Green’s Dictionary of Slang

floor n.

SE in slang uses

In compounds

floor boy (n.) [one who stays, fig, at ground level]

(US black) a boring individual, one who does not get high adj.1

Chief Keef ‘Hate Bein’ Sober’ 🎵 On my tour bus we get dumb high you’s a floor boy.
floor-flapper (n.)

(Aus.) a floor-walker in a large store.

[Aus]Referee (Sydney) 12 Sept. 9/2: A highly proper and pompous party who [...] acts as shopwalker— or floor-flapper, as the vulgar term it.

In phrases

go to the floor (with) (v.)

(US) to attack physically.

[US]Anaconda Standard (MT) 10 Apr. 8/7: You fellows come along and see me give him his trimmings. [...] I’m going to the floor with him right now.
on the floor

1. drunk.

[UK]Sporting Times 12 May 2/1: Twenty-four hours after the first-named had ridden Leamington to victory, the two were ‘on the floor,’ stretched senseless on the sward.

2. beaten.

[UK]R. Westerby Wide Boys Never Work (1938) 202: It’s licked you, Jim. You’re on the floor.

3. poor; thus also as n. in cit. 2002 [rhy. sl.].

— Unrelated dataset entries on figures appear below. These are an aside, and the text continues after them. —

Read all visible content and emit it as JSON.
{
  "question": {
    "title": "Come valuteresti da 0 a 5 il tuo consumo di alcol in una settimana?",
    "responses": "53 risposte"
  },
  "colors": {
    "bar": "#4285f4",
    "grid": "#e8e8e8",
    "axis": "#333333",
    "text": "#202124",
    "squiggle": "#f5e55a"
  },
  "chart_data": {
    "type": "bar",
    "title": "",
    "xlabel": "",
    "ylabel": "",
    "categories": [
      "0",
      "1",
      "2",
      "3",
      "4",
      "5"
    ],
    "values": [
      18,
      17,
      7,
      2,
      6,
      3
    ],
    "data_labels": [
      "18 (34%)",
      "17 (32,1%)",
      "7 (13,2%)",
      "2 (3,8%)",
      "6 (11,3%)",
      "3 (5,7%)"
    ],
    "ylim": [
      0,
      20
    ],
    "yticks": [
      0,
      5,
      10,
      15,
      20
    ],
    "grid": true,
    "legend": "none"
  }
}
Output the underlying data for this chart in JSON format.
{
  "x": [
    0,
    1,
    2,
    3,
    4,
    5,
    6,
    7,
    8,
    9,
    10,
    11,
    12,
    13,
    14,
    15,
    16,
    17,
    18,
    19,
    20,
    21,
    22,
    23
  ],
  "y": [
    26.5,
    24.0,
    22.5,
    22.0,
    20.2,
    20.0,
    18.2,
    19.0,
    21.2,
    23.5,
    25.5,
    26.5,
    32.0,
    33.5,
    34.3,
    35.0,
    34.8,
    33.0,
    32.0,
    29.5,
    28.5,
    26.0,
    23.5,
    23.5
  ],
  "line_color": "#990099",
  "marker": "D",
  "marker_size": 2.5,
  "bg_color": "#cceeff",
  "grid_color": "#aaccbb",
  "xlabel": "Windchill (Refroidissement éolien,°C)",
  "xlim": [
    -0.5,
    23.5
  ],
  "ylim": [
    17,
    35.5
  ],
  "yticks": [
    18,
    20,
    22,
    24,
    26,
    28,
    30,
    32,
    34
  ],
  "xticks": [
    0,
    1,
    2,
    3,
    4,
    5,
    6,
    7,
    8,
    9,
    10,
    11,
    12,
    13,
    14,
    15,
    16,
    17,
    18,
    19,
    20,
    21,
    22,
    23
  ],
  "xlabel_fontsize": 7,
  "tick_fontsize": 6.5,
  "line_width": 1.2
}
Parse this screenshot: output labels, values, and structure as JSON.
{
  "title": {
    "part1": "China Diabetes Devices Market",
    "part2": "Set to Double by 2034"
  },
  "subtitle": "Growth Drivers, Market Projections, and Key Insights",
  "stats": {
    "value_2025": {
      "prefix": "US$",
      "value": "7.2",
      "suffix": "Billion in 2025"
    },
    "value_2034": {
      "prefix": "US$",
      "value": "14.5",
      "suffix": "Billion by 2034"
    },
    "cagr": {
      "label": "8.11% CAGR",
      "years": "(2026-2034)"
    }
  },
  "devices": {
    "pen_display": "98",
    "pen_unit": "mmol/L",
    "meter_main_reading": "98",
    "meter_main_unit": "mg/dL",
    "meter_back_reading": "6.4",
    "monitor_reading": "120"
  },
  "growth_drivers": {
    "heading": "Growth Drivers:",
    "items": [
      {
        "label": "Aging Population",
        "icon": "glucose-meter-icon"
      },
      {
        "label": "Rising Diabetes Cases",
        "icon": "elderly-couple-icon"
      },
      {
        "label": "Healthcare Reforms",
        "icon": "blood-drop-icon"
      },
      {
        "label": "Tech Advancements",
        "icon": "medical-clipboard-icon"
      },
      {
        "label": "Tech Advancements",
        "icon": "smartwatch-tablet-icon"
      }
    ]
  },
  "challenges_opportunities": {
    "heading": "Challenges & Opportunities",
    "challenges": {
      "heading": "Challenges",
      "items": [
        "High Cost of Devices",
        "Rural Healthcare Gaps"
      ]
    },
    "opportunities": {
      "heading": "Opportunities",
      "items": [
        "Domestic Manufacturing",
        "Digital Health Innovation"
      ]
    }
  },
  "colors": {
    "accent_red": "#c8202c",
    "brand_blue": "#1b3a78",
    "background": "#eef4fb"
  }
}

[UK]E. Pugh Cockney At Home 162: Whereas if I answered you, ‘On the floor!’ an’ pulled a face like a farden kite, you’d all ha’ groaned in symperfy.
[UK]G. Kersh Night and the City 61: If you’re on the floor, come to me and you’re always sure of a ten-pound note.
[UK]R. Llewellyn None But the Lonely Heart 104: ‘I’m on the floor,’ he says. ‘Out of work.’.
[UK]‘Charles Raven’ Und. Nights 168: You told me yourself the geezer was on the floor.
[UK]F. Norman Guntz 214: He was dead skint and on the floor.
[UK]J. Jones Rhy. Cockney Sl.
[UK](con. 1930s) Barltrop & Wolveridge Muvver Tongue 18: A hard-up person is [...] ‘on the floor’.
[UK] in R. Graef Living Dangerously 110: If it weren’t for his parents he’d be on the floor.
[UK]M. Coles More Bible in Cockney 13: I’m gonna bring some great news for all the on-the-floor.
stick to the floor without holding on (v.) (also lie on the floor...)

to be (very) drunk.

[US]M.L. Weems Drunkard’s Looking Glass (1929) 60: The drunkard’s looking glass, reflecting a faithful likeness of the drunkard, in sundry very interesting attitudes, [...] as first, when he has only ‘a drop in his eye;’ second, when he is ‘half shaved;’ third, when he is getting ‘a little on the staggers or so;’ and fourth, and fifth, and so on, till he is ‘quite capsized;’ or ‘snug under the table with the dogs,’ and can ‘stick to the floor without holding on.’.
[UK]Sportsman (London) ‘Notes on News’ 8 July 4/1: [A] poor fellow who was simply ‘happy’ — one who, in his own opinion, is not drunk until he cannot lie on his back comfortably without holding on to something.